Like St. Mary’s, the Catholic institutions that helped shape the future pope are long gone, closed over the decades as the Catholic population around where he grew up and elsewhere plummeted. Among those bygone institutions:
- Mendel College Prep High School, where Prevost and his mother worked.
- St. Augustine Seminary High School in Michigan.
- Tolentine College in Olympia Fields, the suburb where he briefly lived.
- Mount Carmel Elementary School in Chicago Heights, where his father was principal.
Prevost’s career in the church
An American pope was considered a long shot. In fact, Cardinal Blase Cupich, archbishop of Chicago, said last month that the next pope would not be from the United States.
The new pope was formerly the prior general, or leader, of the Order of St.

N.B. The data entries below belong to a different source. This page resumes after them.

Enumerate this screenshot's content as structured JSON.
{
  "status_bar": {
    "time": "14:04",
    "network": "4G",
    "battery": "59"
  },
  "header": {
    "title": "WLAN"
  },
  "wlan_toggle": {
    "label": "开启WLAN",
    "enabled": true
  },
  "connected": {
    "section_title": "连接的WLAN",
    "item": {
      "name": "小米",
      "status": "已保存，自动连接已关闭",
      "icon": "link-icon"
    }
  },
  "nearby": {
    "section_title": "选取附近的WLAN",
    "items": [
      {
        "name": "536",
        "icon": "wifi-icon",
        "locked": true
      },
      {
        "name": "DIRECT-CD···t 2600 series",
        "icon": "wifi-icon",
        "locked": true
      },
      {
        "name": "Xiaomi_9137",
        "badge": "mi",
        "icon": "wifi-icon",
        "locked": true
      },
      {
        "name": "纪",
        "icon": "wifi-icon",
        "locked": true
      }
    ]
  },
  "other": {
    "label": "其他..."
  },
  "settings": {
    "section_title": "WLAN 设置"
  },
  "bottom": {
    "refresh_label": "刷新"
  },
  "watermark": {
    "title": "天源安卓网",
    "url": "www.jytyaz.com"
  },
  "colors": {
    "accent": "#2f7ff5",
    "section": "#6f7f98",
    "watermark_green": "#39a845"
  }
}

Augustine, formed in the 13th century as a community of “mendicant” friars dedicated to poverty, service and evangelization.
The order’s requirements and ethos are traced to the fifth century St. Augustine of Hippo, one of the theological and devotional giants of early Christianity.
The order works in about 50 countries, promoting a contemplative spirituality, communal living and service to others.
Kurt Martens, who teaches at The Catholic University of America in Washington, said Prevost’s choice of the name of Leo XIV, referencing XIII and his foundational letter to bishops on social teaching — suggests continuity with the church’s direction under Pope Francis.
Martens said references in Leo XIV’s speech to embracing the whole world was among more signs that the new pope will continue to focus on the poor and those on the margins of societies.
Having been brought to the Vatican by Francis in 2023 to head the office that vets bishop nominations from around the world, one of the most important jobs in the church, Prevost had entered the conclave with far more prominence than most of the other members of the College of Cardinals who were eligible to vote.
Prevost was elected in two days, after just four ballot voting sessions of the eligible members of the College of Cardinals.
Pope Francis also was elected in two days, though after five voting sessions. Francis’ immediate predecessor, Pope Benedict XVI, made it after four sessions over two days, and John Paul II required eight ballots over three days.
The cardinals had no contact with the outside world, and their votes will not be revealed.